Just read a family of four’s mobile bill and you can see what I mean: Mom 1032 minutes of voice 2 incoming text messages, Dad, 764 minutes of voice, 0 text messages, Tina age 16 2055 minutes of voice (yes, she’s grounded) and 547 text messages(for a year), Will age 13 27 minutes of voice 445 text messages (Will will be mowing the lawn til he’s 60 to pay for his usage, “incidentally).
This is representative of a new paradigm unfolding right in front of our eyes. Kids are using mobile phones as instant messengers or status devices. They have the ability to maintain a near constant “back channel” connection with their principal friends even as they talk on a land-line or engage in a meat-space conversation. In some sense I think we’re witnessing a quasi evolutionary change in terms of the human ability to multi-task.
The truth is that as adults virtually all of us are terrible multi-taskers. We’re fairly adept at quickly switching from one activity to another a thousand times during a typical day but truth be told most of us can only really do one thing at a time; or at least one thing well at a time. From my observations kids seem to be overcoming this limitation and this is particularly evident in how they use their mobile phones.
Not only are many of these mini-robo-sapiens able to text message using multi-tap or T9 by touch, they can do so while engaged in a intense conversation with someone at the other end of a phone that is being cradled between said cy-child’s ear and shoulder - her other hand being erstwhile engaged manipulating the PS3 controller to blast alien hordes from the black sky; protecting earth being a trivial task compared to a really hard game like Halo. What makes this even more impressive is that it’s clear this advanced new life form isn’t even breaking a metaphorical sweat while carrying on all these tasks. In fact, so remedial is the game that she can beat the computer in spite of the fact that because of how she’s holding the phone she is actually viewing the display sideways!
You may think I am exaggerating perhaps? Well, you can try to stave off those Freudian feelings of insecurity by denying reality or perhaps sign up for a cybernetic-multi-tasking implant that can bring you up a notch or two on this brave new evolutionary scale. Either that (hopefully they’ll be available in the next few years) or else face the reality that we’re going to fall further and further behind this somewhat terrifying generation of digital demigods. Maybe we’ll be fortunate and they’ll treat us with respect and compassion sort of like cherished antiques. And maybe, if we’re really lucky, when they speak to us they’ll do so using methods and devices we can understand - and slowly - after all it should be obvious that people THAT BUSY can’t possibly be bothered to repeat themselves just because WE don’t get it…

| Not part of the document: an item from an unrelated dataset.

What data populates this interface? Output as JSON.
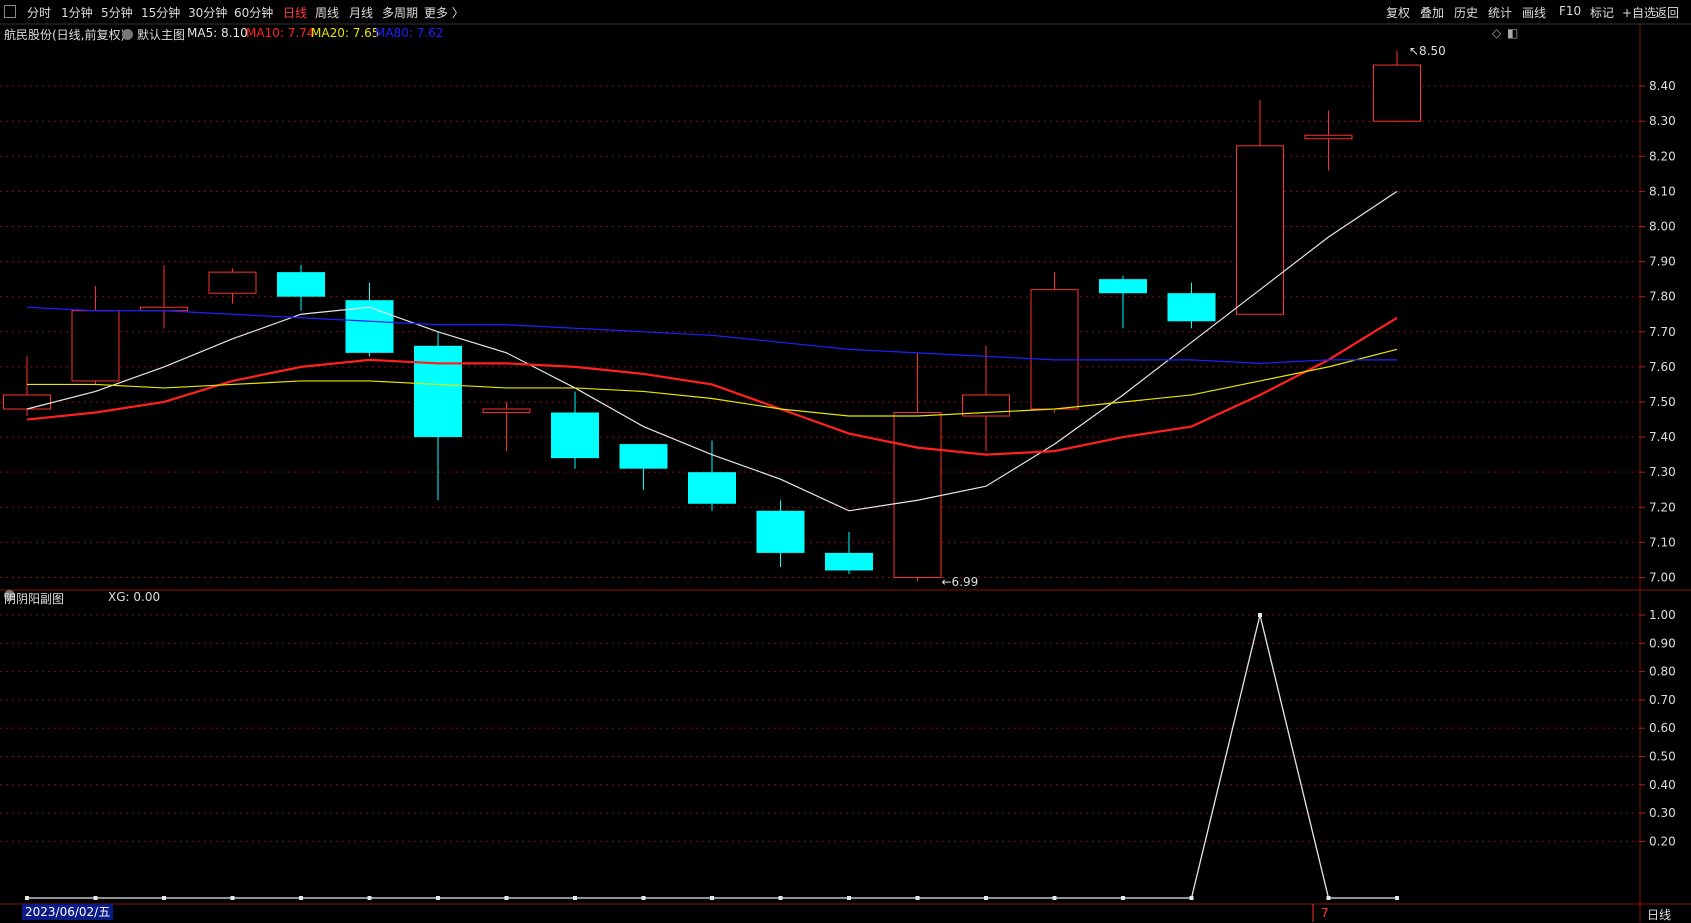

Truthfully, I’m not certain if Darwin would have used the word “evolution” to describe this change in ability from one generation to the next but then again, perhaps he would have. Another truth is that a lot of us aging “uni-taskers” find this multi-tasking “constant partial attention” - as my friend Marc Orchant calls it - very annoying. In fact at times I find this behavior so annoying that it occurs to me that perhaps it’s a good thing that I don’t have children of my own. After all, there’s another word that Darwin knew that is much less ambiguous when put into action: extinction.
Author’s Note: The principal topic for this new community blog is Mobile Messaging 2.0. As such, it falls to me and the other authors writing here to discuss as wide an array of technologies and methods as we can. The brief accounting above is but one glance into a not too far distant where our kids have surpassed our command of the digital domain and are the true controller of the Mobile Messaging 2.0 Medium.